Deutschland setzt angesichts der Entwicklungen in Hongkong das Auslieferungsabkommen mit der chinesischen Sonderverwaltungszone aus. Bundesaußenminister Heiko Maas verwies zur Begründung auf die am Freitag verkündete Verschiebung der Parlamentswahl, den Ausschluss von Oppositionskandidaten von der Abstimmung und die Festnahme von Aktivisten auf der Grundlage des neuen Sicherheitsgesetzes.

"Wir haben wiederholt unsere Erwartung klargestellt, dass China seine völkerrechtlichen Verpflichtungen einhält", erklärte Maas auf der Website des Ministeriums. Dazu gehöre die Gewährleistung der garantierten Freiheiten und Rechte wie das auf freie und faire Wahlen. "Dieses steht den Menschen in Hongkong zu."

Hongkongs Regierungschefin Carrie Lam hatte zuvor die für den 6. September angesetzte Parlamentswahl um ein Jahr verschoben. Sie begründete dies mit der Coronavirus-Pandemie. Der Schritt ist ein Rückschlag für die Demokratiebewegung in Hongkong, da die Opposition mit einer Mehrheit der Stimmen gerechnet hatte.

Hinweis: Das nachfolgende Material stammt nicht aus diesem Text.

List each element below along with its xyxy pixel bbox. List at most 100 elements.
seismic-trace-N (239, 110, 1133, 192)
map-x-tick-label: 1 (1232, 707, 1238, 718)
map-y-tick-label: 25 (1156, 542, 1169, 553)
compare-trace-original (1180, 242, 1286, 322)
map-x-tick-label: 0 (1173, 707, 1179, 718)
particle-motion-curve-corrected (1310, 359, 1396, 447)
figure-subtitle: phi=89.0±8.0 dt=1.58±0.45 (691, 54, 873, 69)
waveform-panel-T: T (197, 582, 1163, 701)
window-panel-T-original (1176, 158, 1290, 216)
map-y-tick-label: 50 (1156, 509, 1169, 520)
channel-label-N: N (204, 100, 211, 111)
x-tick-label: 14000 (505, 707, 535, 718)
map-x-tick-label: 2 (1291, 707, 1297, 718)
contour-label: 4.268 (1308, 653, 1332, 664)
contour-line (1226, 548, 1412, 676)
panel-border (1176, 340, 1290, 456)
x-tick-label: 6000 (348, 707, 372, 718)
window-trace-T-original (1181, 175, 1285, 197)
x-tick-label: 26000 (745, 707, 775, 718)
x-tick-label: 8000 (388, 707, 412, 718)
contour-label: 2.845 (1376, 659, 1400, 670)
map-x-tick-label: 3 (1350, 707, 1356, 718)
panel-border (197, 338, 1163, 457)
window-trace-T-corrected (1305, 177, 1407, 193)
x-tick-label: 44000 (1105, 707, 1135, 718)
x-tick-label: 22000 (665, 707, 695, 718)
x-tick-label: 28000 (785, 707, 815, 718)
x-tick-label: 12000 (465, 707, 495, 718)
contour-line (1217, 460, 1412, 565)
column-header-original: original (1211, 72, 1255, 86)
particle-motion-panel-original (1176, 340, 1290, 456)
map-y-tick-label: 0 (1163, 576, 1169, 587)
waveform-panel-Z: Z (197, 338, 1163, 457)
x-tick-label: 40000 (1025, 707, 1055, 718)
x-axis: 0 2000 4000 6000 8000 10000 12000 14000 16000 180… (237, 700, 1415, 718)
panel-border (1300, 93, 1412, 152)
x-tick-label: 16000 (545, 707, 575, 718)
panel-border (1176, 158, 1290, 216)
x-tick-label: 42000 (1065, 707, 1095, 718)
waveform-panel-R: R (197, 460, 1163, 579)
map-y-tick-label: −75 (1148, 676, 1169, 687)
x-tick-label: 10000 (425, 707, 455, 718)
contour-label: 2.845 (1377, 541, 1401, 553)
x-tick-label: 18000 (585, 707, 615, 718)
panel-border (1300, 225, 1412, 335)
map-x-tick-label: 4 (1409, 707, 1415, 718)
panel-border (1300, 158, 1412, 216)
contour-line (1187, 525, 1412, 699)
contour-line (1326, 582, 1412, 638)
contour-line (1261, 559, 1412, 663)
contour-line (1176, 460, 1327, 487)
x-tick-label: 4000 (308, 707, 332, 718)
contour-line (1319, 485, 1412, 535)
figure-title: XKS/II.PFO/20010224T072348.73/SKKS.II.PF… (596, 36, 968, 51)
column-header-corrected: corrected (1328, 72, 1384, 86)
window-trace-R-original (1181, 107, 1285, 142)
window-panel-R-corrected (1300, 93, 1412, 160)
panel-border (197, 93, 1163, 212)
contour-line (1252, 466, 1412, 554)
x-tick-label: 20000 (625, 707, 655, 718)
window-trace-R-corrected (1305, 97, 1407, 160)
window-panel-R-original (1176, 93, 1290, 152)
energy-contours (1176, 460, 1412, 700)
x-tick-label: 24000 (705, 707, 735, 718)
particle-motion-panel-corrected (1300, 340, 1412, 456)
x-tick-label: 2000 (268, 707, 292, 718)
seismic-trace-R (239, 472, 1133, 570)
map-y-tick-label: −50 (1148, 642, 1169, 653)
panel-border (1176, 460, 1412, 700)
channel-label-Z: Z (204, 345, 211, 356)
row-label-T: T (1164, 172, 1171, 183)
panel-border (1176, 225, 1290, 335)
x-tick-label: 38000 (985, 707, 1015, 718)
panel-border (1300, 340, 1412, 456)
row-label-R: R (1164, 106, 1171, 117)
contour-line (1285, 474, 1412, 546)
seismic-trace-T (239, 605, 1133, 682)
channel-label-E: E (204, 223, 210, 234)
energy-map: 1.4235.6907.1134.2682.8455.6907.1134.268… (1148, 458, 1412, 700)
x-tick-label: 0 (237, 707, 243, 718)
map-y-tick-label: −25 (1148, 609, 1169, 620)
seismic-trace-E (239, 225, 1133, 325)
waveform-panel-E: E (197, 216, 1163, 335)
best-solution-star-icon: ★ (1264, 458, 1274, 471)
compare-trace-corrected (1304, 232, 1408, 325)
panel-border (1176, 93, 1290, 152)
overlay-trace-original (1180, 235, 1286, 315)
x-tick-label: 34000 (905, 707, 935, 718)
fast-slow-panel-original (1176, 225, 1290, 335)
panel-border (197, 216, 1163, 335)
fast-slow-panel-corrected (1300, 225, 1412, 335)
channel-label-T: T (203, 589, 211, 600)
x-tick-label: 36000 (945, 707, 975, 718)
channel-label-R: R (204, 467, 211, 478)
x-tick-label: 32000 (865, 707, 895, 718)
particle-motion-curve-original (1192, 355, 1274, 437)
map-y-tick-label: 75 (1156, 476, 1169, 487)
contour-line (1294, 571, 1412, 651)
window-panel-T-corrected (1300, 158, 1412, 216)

Schon vor der Verschiebung der Parlamentswahl hatte das sogenannte Sicherheitsgesetz, das Ende Juni verabschiedet worden war, international für scharfe Kritik gesorgt. Es richtet sich gegen Aktivitäten, die China als subversiv, separatistisch oder terroristisch ansieht. Auch soll es "heimliche Absprachen" mit Kräften im Ausland bestrafen. Befürchtet wird ein Ende des Prinzips "Ein Land, zwei Systeme", wonach die frühere britische Kronkolonie seit der Rückgabe 1997 an China autonom und mit Freiheitsrechten verwaltet wird.

Auch die Unabhängigkeit des Justizsystems stellt das Gesetz infrage. Daher haben unter anderem die USA, Kanada und Großbritannien bereits ihre Auslieferungsabkommen mit Hongkong ausgesetzt und für China geltende Waffenembargos auf Hongkong ausgeweitet.